Solving Propagation Constant for Inhomogeneously Filled Rectangular Waveguide

[ashesh]

I am having some serious problems in solving for the propagation constant of a inhomogeneously filled rectangular waveguide...

The dimensions that I am using are a = 2.22(along x-axis) and b =
1.0(along y axis) and the dielectric filled in half the region has a
dielectric constant of 2.45, this is the configuration that was used by Harrington in TimeHarmonic Electromagnetics Fields, page.161.

I divide the rectangular waveguide in triangular elements such that there exist elements with edges along the interface.

My stiffness matrices involve terms that have the dielectric contant.
Since one side of the edge on the interface has er=1.0 and on the other er=2.45, is there some special way I should be handling the elements involving these elements. From the literature, it is clear that in FDTD technique when ever this situation arises, we take the average value of dielectric constant. But no where I could find any such information as to how the situation is handled in FEM.

As of now, my program works fine only if number of divisions along x is restricted to 2 with any number of divisions in y-direction. When I increase the divisions along x-direction ,the result converges, but to a completely wrong value.
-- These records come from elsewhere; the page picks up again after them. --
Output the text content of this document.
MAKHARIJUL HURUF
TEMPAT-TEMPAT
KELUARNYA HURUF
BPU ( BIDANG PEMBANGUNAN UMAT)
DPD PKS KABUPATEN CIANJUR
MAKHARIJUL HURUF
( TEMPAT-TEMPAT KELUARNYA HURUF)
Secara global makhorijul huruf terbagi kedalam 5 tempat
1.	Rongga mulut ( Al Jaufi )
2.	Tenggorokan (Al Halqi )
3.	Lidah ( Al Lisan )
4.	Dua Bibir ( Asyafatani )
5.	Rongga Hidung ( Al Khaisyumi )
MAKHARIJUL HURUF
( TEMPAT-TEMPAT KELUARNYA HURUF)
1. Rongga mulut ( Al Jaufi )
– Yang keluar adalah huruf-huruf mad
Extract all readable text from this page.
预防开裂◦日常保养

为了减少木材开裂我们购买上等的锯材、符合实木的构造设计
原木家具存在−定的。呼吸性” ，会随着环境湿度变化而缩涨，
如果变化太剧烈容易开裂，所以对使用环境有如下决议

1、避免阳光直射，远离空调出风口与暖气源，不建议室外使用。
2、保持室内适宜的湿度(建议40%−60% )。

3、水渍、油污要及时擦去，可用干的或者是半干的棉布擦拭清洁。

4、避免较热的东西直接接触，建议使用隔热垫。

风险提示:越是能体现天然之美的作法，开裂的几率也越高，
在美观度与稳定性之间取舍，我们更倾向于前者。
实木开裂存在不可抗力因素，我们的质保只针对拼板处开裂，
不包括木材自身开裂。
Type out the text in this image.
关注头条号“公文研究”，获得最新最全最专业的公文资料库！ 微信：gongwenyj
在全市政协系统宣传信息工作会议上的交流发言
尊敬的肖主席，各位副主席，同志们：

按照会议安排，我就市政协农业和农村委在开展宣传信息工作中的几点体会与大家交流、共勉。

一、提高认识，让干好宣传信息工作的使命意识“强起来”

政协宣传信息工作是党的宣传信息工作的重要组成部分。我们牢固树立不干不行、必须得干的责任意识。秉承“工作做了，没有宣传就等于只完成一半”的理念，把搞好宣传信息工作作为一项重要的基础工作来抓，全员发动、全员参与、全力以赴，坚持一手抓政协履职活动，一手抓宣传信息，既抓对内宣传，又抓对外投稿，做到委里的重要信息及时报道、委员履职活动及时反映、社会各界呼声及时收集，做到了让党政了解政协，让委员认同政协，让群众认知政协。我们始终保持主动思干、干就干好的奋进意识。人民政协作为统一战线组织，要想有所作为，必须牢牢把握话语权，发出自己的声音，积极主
Please refer me to appropriate material or solution that can help me
handle the above situation.

Thanks in advance...

 

[Valerie Park]

There are several approaches you can use to solve for the propagation constant in an inhomogeneously filled rectangular waveguide. The most common approach is to use the transmission-line matrix method. This involves solving a set of linear equations representing the relationship between the current and voltage on each side of the waveguide. Another approach is to use the finite element method (FEM). This involves discretizing the waveguide by dividing it into small elements and then solving a set of equations representing the relationships between the electric and magnetic fields at each element. Finally, you can also use the Finite Difference Time Domain (FDTD) method, which involves solving a set of differential equations representing the time-dependent behavior of the fields in the waveguide.